紹介

本章では、OpenFrame Batchシステムの特徴について説明します。

1. 概要

OpenFrame Batch(以下、Batch)システムは、JCLで作成されたジョブを実行するためのシステムです。メインフレームで実行されていたバッチ・ジョブをオープン・システムでもそのまま実行できるTJES環境を提供します。

TJESシステムは、バッチ・ジョブを実行し、複数のジョブを実行するために必要なジョブ単位のスケジューリングとジョブが生成する出力(アウトプット)を管理するシステムです。BatchシステムとTJESシステムは同じではなく、BatchシステムがTJESシステムより広義的な意味で使われます。

Batchシステムは、TJES、ユーティリティ、ツールで構成されます。

  • TJES

  • ユーティリティ

    • データセットの作成・変更・削除

    • データのロードとアンロード、データベースの初期化

    • サードパーティー・ユーティリティとの連携

  • ツール

    • TJESシステムの初期設定

    • 運用の利便性

たとえば、銀行では毎月の利息を計算して、お客様の口座に反映するバッチ・ジョブを以下の手順で行います。

  1. データベース上のお客様の口座番号を抽出します。

  2. 抽出したデータをソートして利息を計算します。

  3. データベースに反映します。

上記を実行するには、基本的なTJESシステムの機能以外にも、データベースからデータをロードおよびアンロードするためのユーティリティやデータをソートするためのユーティリティが必要です。

2. 特徴

Batchシステムの最大の特徴は、メインフレームで動作していたバッチ・ジョブを、クライアントのビジネス・ロジックを変更せずにオープン・システム環境で実行できるということです。つまり、メインフレーム上で実行していたアプリケーション・プログラムを変更することなく、オープン・システム環境で実行することができます。そのほかにも、以下のような特徴があります。

  • 再開発と比べて、はるかに低コストで同じバッチ・ジョブを実行することができます。

  • 以前メインフレームでサポートしていたデータセット、HiDB、RACF認証およびアクセス権限のチェック機能などをBatchまたはその他のシステムが提供するため、再開発に伴うリスクを軽減することができます。

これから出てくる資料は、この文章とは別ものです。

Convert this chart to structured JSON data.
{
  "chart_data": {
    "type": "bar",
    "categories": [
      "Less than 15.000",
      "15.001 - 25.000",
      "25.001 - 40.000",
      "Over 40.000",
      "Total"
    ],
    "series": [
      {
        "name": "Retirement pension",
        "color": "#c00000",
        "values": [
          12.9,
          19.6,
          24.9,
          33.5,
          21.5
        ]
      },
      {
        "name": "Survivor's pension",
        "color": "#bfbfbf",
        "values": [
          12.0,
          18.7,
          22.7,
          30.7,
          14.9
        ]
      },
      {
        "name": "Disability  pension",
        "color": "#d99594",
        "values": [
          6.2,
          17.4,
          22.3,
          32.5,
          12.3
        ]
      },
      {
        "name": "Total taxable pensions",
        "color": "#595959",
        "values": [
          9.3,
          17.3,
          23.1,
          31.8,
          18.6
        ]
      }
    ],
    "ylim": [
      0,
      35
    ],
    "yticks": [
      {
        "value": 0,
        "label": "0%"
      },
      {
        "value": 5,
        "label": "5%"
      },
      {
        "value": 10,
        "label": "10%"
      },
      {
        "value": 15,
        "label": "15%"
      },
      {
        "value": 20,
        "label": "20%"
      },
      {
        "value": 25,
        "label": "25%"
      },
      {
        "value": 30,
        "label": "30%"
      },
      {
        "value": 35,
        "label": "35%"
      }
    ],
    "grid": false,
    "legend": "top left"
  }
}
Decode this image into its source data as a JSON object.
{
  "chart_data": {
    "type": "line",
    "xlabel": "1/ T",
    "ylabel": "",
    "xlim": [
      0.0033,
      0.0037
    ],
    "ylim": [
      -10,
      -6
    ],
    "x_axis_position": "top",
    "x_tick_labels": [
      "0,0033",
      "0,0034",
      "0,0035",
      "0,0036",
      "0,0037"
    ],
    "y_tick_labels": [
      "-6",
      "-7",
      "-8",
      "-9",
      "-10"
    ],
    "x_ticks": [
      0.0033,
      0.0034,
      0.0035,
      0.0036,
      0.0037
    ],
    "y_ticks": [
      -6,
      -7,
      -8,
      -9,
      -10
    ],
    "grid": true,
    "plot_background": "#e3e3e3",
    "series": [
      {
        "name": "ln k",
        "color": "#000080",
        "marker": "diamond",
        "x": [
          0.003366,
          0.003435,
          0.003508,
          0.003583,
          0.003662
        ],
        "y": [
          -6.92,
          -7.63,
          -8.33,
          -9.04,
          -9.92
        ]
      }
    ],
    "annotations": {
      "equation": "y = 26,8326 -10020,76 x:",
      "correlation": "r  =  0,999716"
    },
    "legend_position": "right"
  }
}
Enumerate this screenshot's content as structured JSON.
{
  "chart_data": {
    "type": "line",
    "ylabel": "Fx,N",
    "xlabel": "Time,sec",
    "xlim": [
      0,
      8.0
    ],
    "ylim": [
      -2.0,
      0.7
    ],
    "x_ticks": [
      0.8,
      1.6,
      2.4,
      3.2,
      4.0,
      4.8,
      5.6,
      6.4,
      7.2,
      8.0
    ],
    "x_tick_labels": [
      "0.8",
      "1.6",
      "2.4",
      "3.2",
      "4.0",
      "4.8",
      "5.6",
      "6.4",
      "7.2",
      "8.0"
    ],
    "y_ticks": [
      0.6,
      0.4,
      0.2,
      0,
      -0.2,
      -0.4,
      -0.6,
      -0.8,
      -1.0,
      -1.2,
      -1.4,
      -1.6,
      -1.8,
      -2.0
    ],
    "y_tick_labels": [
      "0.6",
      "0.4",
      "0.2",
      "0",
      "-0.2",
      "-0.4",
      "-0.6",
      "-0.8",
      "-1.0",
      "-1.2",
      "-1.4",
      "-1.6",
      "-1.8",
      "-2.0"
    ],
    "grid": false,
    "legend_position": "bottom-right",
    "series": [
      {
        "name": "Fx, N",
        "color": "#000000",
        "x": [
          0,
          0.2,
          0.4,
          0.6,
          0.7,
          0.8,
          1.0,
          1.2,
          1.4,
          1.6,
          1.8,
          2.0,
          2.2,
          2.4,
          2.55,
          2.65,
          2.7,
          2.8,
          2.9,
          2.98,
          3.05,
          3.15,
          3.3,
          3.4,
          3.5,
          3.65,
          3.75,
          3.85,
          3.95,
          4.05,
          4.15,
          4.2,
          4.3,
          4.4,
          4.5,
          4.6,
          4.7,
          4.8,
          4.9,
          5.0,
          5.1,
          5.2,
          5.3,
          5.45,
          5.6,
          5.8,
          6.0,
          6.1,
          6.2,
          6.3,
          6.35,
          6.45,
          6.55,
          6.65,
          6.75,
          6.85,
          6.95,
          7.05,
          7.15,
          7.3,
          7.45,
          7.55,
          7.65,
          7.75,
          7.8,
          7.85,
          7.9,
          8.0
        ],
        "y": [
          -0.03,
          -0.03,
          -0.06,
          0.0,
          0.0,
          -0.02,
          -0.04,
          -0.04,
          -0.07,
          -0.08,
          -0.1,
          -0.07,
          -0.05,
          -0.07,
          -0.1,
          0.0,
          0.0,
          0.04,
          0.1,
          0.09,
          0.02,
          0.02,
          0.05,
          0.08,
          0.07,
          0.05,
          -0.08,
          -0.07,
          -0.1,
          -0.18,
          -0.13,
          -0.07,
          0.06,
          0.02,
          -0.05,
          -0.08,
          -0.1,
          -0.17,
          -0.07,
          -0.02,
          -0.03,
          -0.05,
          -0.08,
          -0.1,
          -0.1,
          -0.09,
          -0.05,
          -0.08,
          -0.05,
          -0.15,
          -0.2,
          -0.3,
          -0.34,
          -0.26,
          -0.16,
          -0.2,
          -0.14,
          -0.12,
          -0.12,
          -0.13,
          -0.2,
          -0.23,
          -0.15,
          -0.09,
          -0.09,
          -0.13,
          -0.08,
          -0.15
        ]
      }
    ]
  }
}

  • UNIXシステムへの移行により、UNIXシステムが提供する多様なアプリケーションを使用することができるため、新しいバッチ・ジョブの開発が容易になります。

  • 複数のUNIXサーバーを1つのBatchシステムのように使用できるため、分散処理環境を簡単に構築することができます。

  • 優れた安定性と障害対策を持つTPモニターのTmax®(以下、Tmax)をベースにして開発されているため、データベースやハードウェアに障害が発生しても、フェイルオーバー機能により、バッチ・ジョブの実行には影響を与えません。